Cut the day-old French bread or brioche into 1-inch cubes, and place them in a single layer in the prepared baking dish.
1 pound day-old French bread or brioche bread
In a mixing bowl, whisk together the milk, granulated sugar, pumpkin puree, eggs, vanilla extract, and pumpkin pie spice (or cinnamon). Mix until well combined.
2 cups milk, 1/2 cup granulated sugar, 1/2 cup pumpkin puree, 4 large eggs, 1 Tablespoon vanilla extract, 1 Tablespoon pumpkin pie spice or cinnamon
Pour the mixture evenly over the bread cubes in the baking dish, making sure all the bread is soaked. Press down lightly to ensure even soaking.
In a separate bowl, prepare the streusel topping. Combine the light brown sugar, all-purpose flour, diced cold butter, chopped pecans, and cinnamon spice. Use a pastry cutter or your fingers to blend the mixture until it forms a crumbly texture.

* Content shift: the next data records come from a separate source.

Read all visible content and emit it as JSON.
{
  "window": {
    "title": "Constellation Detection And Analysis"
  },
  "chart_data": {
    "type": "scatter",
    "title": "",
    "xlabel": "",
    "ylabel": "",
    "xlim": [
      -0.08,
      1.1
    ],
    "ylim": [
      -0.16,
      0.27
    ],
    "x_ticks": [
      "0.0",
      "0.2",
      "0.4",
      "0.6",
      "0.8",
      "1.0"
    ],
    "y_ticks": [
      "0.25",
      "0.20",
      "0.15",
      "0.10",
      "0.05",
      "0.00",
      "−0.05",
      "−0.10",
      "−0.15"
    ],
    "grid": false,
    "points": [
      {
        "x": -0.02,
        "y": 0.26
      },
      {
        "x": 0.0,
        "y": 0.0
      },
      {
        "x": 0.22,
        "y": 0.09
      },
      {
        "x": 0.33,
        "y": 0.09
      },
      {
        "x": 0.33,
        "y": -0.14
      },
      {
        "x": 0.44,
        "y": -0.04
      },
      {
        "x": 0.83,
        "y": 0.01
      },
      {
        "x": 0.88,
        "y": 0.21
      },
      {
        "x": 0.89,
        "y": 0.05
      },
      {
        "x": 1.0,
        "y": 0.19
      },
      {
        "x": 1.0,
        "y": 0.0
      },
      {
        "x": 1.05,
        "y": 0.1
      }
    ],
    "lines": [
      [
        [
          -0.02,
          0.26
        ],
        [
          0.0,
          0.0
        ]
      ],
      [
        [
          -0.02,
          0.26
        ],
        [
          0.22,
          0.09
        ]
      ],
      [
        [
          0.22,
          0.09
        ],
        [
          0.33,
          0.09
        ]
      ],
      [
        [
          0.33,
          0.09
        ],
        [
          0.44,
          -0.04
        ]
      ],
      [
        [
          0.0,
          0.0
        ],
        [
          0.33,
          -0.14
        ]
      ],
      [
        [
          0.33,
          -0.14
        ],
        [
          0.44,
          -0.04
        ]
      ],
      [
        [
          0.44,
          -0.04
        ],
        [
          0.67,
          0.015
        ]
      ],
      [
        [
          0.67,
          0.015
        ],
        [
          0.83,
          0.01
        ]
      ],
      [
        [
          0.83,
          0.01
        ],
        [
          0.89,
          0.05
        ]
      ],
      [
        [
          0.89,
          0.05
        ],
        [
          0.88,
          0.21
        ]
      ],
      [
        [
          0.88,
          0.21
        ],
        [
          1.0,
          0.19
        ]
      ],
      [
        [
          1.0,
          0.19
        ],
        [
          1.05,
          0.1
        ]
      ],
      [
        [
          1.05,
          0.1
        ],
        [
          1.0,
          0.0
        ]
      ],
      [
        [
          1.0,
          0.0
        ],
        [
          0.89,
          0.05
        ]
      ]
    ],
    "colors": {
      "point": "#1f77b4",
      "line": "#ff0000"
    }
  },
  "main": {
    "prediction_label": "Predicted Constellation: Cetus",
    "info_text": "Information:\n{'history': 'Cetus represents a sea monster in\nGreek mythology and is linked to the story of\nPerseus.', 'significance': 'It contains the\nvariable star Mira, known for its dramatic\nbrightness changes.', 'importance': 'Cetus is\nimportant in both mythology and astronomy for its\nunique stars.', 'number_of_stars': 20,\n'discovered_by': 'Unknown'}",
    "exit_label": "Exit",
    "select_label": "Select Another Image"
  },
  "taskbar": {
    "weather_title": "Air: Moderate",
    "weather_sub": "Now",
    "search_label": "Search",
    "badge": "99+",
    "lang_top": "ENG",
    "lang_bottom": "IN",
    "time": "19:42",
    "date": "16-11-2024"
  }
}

1/2 cup light brown sugar, 1/2 cup all-purpose flour, 1/2 cup cold salted butter, 1/3 cup chopped pecans, 1 teaspoon cinnamon
Sprinkle the streusel topping evenly over the bread mixture in the baking dish.
Cover the baking dish with foil, and let it sit in the refrigerator for at least 2 hours or overnight. This allows the bread to absorb the liquid and flavors.
To bake, preheat the oven to 350 degrees Fahrenheit (175 degrees Celsius).
Bake the French Toast Casserole, covered with foil, for 30 minutes.
Then, remove the foil, and bake for an additional 15-20 minutes or until the top is golden brown and the casserole is set.
Let it cool for a few minutes before serving. Drizzle with maple syrup or sprinkle with powdered sugar, if desired.